Linus Pauling Institute Recommendation
The Linus Pauling Institute recommends that generally healthy adults take 2,000 IU (50 μg) of supplemental vitamin D daily. Most multivitamins contain 400 IU (10 μg) of vitamin D, and single-ingredient vitamin D supplements are available for additional supplementation. Sun exposure, diet, skin color, and
body mass index (BMI) have variable, substantial impact on body vitamin D levels. To adjust for individual differences and ensure adequate body vitamin D status, the Linus Pauling Institute recommends aiming for a serum 25-hydroxyvitamin D concentration of at least 30 ng/mL (75 nmol/L).
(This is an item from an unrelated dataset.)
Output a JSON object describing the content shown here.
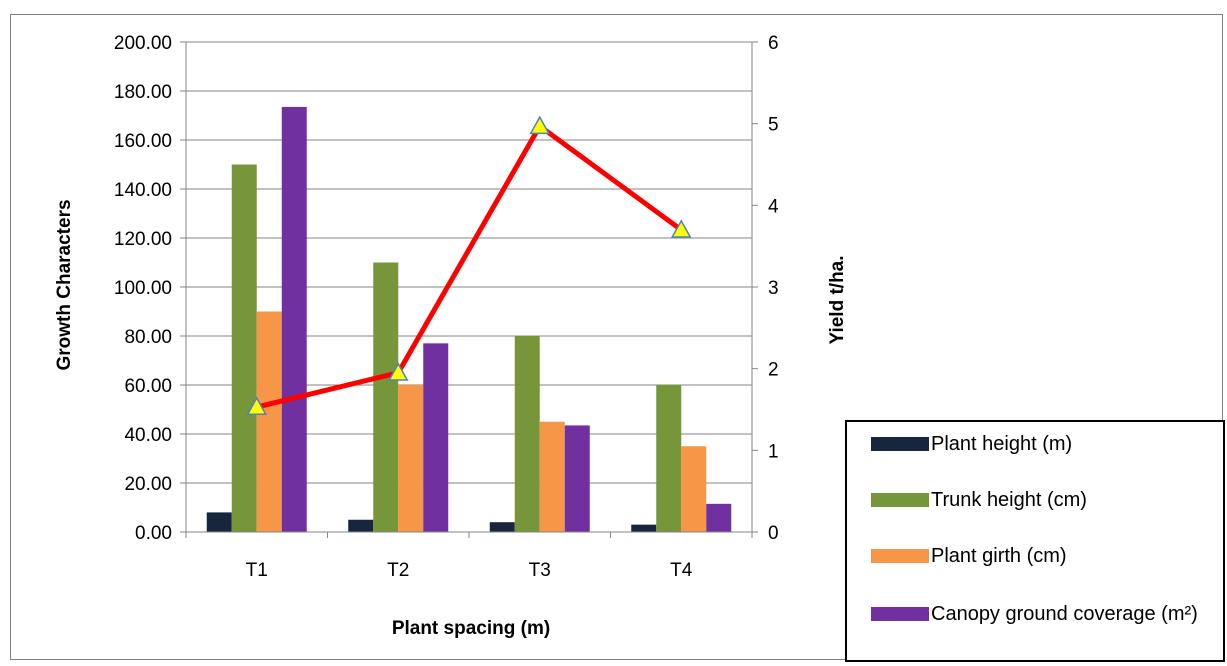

Observational studies suggest that serum 25-hydroxyvitamin D concentrations between 30 ng/mL and 60 ng/mL are associated with lower
risks of adverse health outcomes, including
cancers and
autoimmune diseases.
The American Academy of Pediatrics currently suggests that all infants, children, and adolescents receive 400 IU of supplemental vitamin D daily
(19). Consistent with the recommendations of the Endocrine Society
(40), the Linus Pauling Institute recommends daily intakes of 400 to 1,000 IU (10 to 25 μg) of vitamin D in infants and 600 to 1,000 IU (15 to 25 μg) of vitamin D in children and adolescents. Given the average vitamin D content of breast milk, infant formula, and the diets of children and adolescents, supplementation may be necessary to meet these recommendations.
Older adults (>50 years)
Daily supplementation with 2,000 IU (50 μg) of vitamin D is especially important for older adults because aging is associated with a reduced capacity to
synthesize vitamin D in the skin upon sun exposure.